La fête de ses trois ans ne comportait ni ballons dorés, ni gros chiffres gonflables, ni flamands roses ou guirlandes de lettres, pas de gâteau à trois étages avec des fleurs sauvages dessus, pas de dress code arc-en-ciel ou de photobooth cactus, rien de photogénique quoi. Je vous épargnerais donc les photos du barbecue et des maïs qui grillent tranquillement, des bières et du sirop de grenadine, ou du fondant au chocolat qui, comme tout fondant qui se respecte, n’est délicieux que s’il ne ressemble à rien.
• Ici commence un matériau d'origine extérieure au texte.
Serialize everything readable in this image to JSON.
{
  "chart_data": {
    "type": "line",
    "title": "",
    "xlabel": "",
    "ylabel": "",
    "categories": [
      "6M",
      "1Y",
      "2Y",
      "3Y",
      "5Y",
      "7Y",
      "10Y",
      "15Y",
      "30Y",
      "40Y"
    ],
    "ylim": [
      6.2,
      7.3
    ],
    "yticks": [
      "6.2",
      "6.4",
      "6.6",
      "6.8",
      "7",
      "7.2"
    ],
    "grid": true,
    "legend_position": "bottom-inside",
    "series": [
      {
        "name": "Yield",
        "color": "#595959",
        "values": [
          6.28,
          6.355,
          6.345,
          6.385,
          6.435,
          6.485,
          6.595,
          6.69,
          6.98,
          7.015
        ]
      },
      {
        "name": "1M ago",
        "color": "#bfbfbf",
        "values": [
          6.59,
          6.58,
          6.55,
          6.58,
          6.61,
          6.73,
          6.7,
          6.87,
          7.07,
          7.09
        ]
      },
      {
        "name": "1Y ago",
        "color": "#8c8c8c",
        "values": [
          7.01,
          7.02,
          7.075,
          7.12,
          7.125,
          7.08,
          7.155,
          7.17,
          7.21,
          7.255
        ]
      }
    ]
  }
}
Je voulais juste, d’une certaine manière, raconter ici qu’il est possible d’aimer et de chérir son enfant sans l’inonder d’une ribambelle de cadeaux, sans acheter et dépenser de trop, même si j’ai bien conscience qu’il faut aussi du temps pour offrir des cadeaux plus personnalisés (je ne pense pas que je pourrai faire ça chaque année hein!). Et aussi, que les jolies photos sont certes importantes et on aime les regarder (belle déco, mise en scène…) mais que le plus important, c’était les souvenirs, les moments, et que, en toute sincérité, cette soirée d’anniversaire toute en simplicité était, à nos yeux, parfaite et mémorable. J’en garde un magnifique souvenir, des images qui n’iraient pas sur Instagram mais qui comblent mon cœur de maman et d’amoureuse. C’était sobre, naturel, sans chichis et juste pour nous.
J’en partage un petit bout avec vous aujourd’hui pour marquer le coup, d’une certaine manière. Le cap des trois ans, j’ai envie de le vivre aussi ici, sur ce petit blog qui vit, lui, depuis neuf, dix ans! Et je vous dois bien ça, vous qui êtes si fidèles et toujours adorables dans vos messages.